Maintenance philosophy

Stedin is mid-transition from time-based to risk-and-condition-based maintenance, with predictive elements being seeded rather than mature, and a small number of hard replacement programmes running in parallel on safety grounds.

Risk-based maintenance

This is the explicit direction of travel and the best-attested part. Stedin describes moving away from the static intervals a supplier specifies at handover toward dynamic maintenance driven by the condition of an asset and its risk of failure, on the reasoning that an installation exposed to sea air needs attention sooner than one in a sheltered setting, and that condition-and-risk targeting is more effective and efficient (from the implementation partner Gemba’s case study).

Risk-based here carries its usual meaning: prioritise the assets whose failure would carry the most consequence, and shape the plan around minimising failure risk rather than around the calendar.

Condition-based maintenance

Condition is being made an input rather than the whole method. The same programme builds dashboards in IBM Maximo that surface the state of an asset alongside plan progress, schedule completeness and the percentage of deviations found, with condition rendered in simple colour coding (Gemba case study).

The tell that condition is already feeding the plan is in the 2023 report reliability chapter: in 2023 Stedin executed around 8,950 low- and medium-voltage maintenance orders, 91 per cent of what was planned, and it notes that inspections showed less maintenance was needed than scheduled. Adjusting the plan down on inspection findings is condition-based behaviour, even where the label is not used.

Predictive maintenance

This is the least mature of the three. The enabling telemetry is being deployed rather than a full predictive regime being run: a new generation of smart sensors and Smart Grid Terminals in medium-voltage stations for remote measurement and switching, described in the 2020 report, and algorithm development in the innovation lab aimed at recognising faults early.

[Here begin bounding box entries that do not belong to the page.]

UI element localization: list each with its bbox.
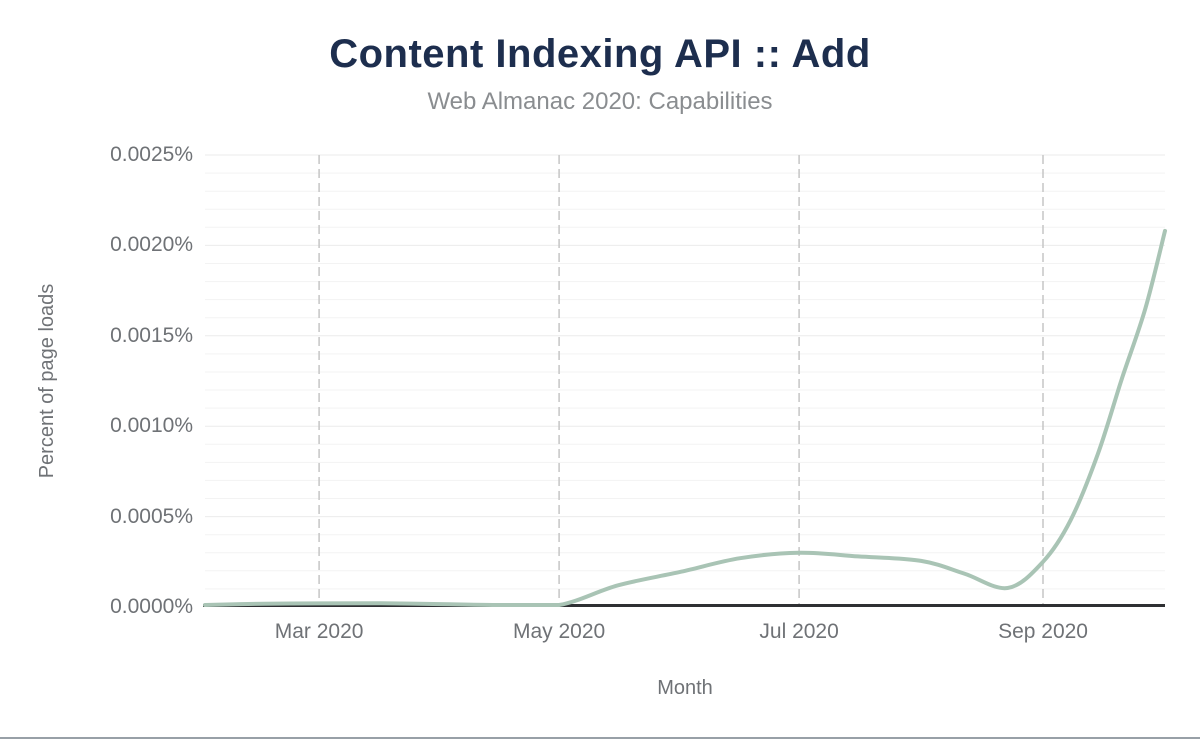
y-tick-label: 0.0000% bbox=[110, 595, 193, 618]
chart-title: Content Indexing API :: Add bbox=[329, 32, 871, 76]
x-tick-label: Sep 2020 bbox=[998, 620, 1088, 643]
y-tick-label: 0.0005% bbox=[110, 504, 193, 528]
page-bottom-border bbox=[0, 737, 1200, 739]
y-tick-label: 0.0015% bbox=[110, 323, 193, 347]
y-axis-title: Percent of page loads bbox=[36, 283, 58, 479]
y-tick-label: 0.0010% bbox=[110, 414, 193, 438]
series-line bbox=[203, 228, 1167, 607]
plot-area bbox=[203, 154, 1167, 607]
x-axis-title: Month bbox=[657, 677, 713, 699]
x-tick-label: May 2020 bbox=[512, 620, 606, 643]
y-tick-label: 0.0020% bbox=[110, 233, 193, 257]
line-chart-canvas bbox=[203, 154, 1167, 607]
x-tick-label: Mar 2020 bbox=[274, 620, 364, 643]
y-tick-label: 0.0025% bbox=[110, 143, 193, 166]
x-tick-label: Jul 2020 bbox=[759, 620, 839, 643]
chart-subtitle: Web Almanac 2020: Capabilities bbox=[427, 88, 773, 115]
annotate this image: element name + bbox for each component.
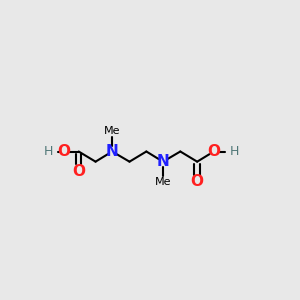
- Text: Me: Me: [104, 126, 120, 136]
- Text: O: O: [57, 144, 70, 159]
- Text: H: H: [230, 145, 239, 158]
- Text: H: H: [44, 145, 53, 158]
- Text: N: N: [157, 154, 169, 169]
- Text: O: O: [72, 164, 85, 179]
- Text: O: O: [207, 144, 220, 159]
- Text: N: N: [106, 144, 118, 159]
- Text: O: O: [191, 175, 204, 190]
- Text: Me: Me: [155, 178, 171, 188]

The trajectory points at prediction, but the public evidence supports condition-and-risk-based maintenance with predictive inputs being introduced, not a settled predictive programme.

Inspection intervals

Inspection sits at the centre as the trigger and the plan-corrector. The annual maintenance plan sets the intended volume of low- and medium-voltage orders, inspection then reveals where less or more is genuinely needed, and completion is tracked as a percentage against plan, with external factors named when they interfere (extreme rainfall hampering fieldwork in late 2023, per the 2023 report).

The direction is away from fixed intervals toward inspection findings feeding a dynamic schedule, which is consistent with the risk-based transition above.

Asset lifecycle policies

Lifecycle is owned by the Asset Management function, which sets policy on a long horizon (framed as decisions meant to hold in twenty or fifty years) and specifies components to be future-proof, described in Stedin Asset Management material.

The foundation is the asset register (bedrijfsmiddelenregister) underpinning the quality-assurance system, notable because Stedin was once formally directed to complete it: a regulator found it lacked current, complete data on the age and material of cables and pipes, precisely the attributes needed to schedule maintenance and time replacement, in an older ACM/NMa enforcement decision. Whether that register is now rich enough in age, material and condition attributes to drive genuine risk-based decisions is the live question the whole philosophy rests on.

Replacement programmes

Two kinds run side by side. The safety-driven and non-deferrable one is brittle gas main replacement (grey cast iron and asbestos cement): 212 km removed in 2023, on schedule to have all brittle pipe out of the network before 2028 (2023 report).

The reliability-driven one is electricity replacement to keep the network safe and dependable. In the investment plans these sit as distinct categories, replacement (vervanging) separated from expansion (uitbreiding), network-driven and customer-driven, which is how the replacement obligation stays visible against the expansion pressure competing for the same crews.

Implications of the philosophy

The philosophy predicts its own evidence. A risk-and-condition-based regime built on Maximo implies a populated asset register carrying age, material, environment and condition attributes per asset class, failure-mode and criticality logic sitting behind the risk scoring, condition scores feeding work-order generation, and a maintenance jaarplan tracked as percentage-complete with a deviations metric.

The predictive ambition implies sensor and Smart Grid Terminal telemetry streams and the models consuming them, still maturing.

The replacement programmes imply per-asset-class replacement schedules tracked against dated targets, the 2028 brittle-gas deadline being the sharpest.

The lifecycle ownership implies component specifications and long-horizon policy documents held by Asset Management, distinct from the execution records held by the maintenance chain.